Additionally, Long Slow Burn by Kath Weston revealed specific studies and implications of homosexuality. Weston focused on ethnographic analyses, and how in the past decade, studies of homosexual behavior and identity have been on the rise. She was focused more on the lesbian aspect and the differences between gay liberation and lesbian/gay studies. Social stigmatization of homosexuality was more problematic than the “deviance” of homosexuality. Further, she covered gay migration, in which she asked how urban and rural relations related to constructions of homosexual identity and community; the American Society imaginary of homosexuals was created out of media interpretation. What was interesting was the fact that there were many individual communities of diversified gays and lesbians (gender, race, ethnicity) rather than one whole gay community. I related that to the five groups of UCSC organizations in GLBTC and how come there wasn’t one solid group, but rather five separate organizations under one name.

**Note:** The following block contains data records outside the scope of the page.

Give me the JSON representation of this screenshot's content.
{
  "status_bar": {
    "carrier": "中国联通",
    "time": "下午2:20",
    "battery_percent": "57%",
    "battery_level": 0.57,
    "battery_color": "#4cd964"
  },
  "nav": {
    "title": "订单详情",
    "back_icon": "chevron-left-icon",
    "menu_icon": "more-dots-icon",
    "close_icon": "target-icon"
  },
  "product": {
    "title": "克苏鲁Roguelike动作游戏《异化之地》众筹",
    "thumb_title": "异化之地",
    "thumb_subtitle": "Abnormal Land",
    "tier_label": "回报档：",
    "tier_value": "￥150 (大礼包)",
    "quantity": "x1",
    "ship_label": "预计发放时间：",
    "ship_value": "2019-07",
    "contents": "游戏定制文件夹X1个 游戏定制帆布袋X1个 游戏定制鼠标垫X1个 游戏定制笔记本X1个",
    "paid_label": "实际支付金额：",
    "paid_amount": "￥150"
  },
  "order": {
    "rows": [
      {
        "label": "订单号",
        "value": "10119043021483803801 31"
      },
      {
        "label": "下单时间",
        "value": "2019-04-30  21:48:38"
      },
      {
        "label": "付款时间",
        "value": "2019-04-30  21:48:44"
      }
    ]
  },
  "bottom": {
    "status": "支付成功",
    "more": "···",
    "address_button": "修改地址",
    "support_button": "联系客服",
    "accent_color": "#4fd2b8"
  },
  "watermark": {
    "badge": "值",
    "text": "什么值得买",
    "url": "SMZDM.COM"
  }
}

What I was curious to know was if homosexuality, seen as the deviance in American Society, was the norm in other cultures. Weston covered that issue in “Where the Boys Are,” with examples of the Melanesian groups. The Melanesian groups practiced oral sex and anal intercourse as ways of reaching masculinity and manhood. This was the societal norm and a ritual. Weston raised questions such as, “do individuals seek out the opportunity to exchange semen, eventually come to enjoy the practice, or simply endure it because it is culturally prescribed?” To answer those questions, it would require comparing American societal concepts of pleasure and desire to Melanesian settings. In Melanesian settings, homosexuality is a situational norm, and the society in which homosexuality is the norm is reality. Perhaps looking at other cultures could be of use for gay liberation organizations and American society alike.
My personal experience with this project was a growing and learning one. What I gathered was that everything was new – there isn’t really a specific model homosexuals can follow – they are not considered the normal, and even today, there is no mainstream way to live as a gay citizen in American Society. For that reason, I have learned of the brave hearts and courage that these organizations have. Robert expressed how difficult it was to bridge the private to the public, especially when so many in society have resisted homosexuality and see it as taboo, and kept quiet.

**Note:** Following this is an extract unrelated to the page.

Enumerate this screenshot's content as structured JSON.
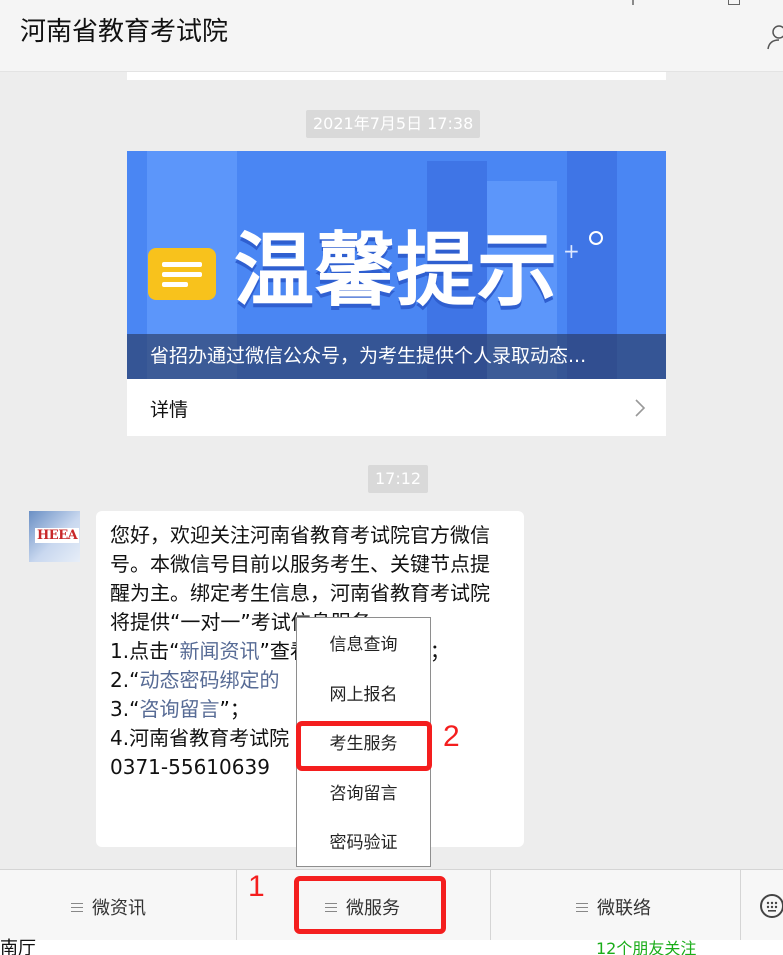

It was good for me to do this project because I personally have not been a full supporter of homosexuality. I had to drop my presumptions about gays and start from a fresh outlook without political and societal influences, which wasn’t the easiest thing to do because those presumptions are so deeply rooted in everyday life. I found that gay liberation involved questioning the nature of practices and desires, challenging heterosexism, building the gay identity, and concluding with the domination and oppression of sex. Class, Race, Sexuality, are just a few of the oppressions that we have to face. I found that Robert’s belief that all oppressions are interconnected is true.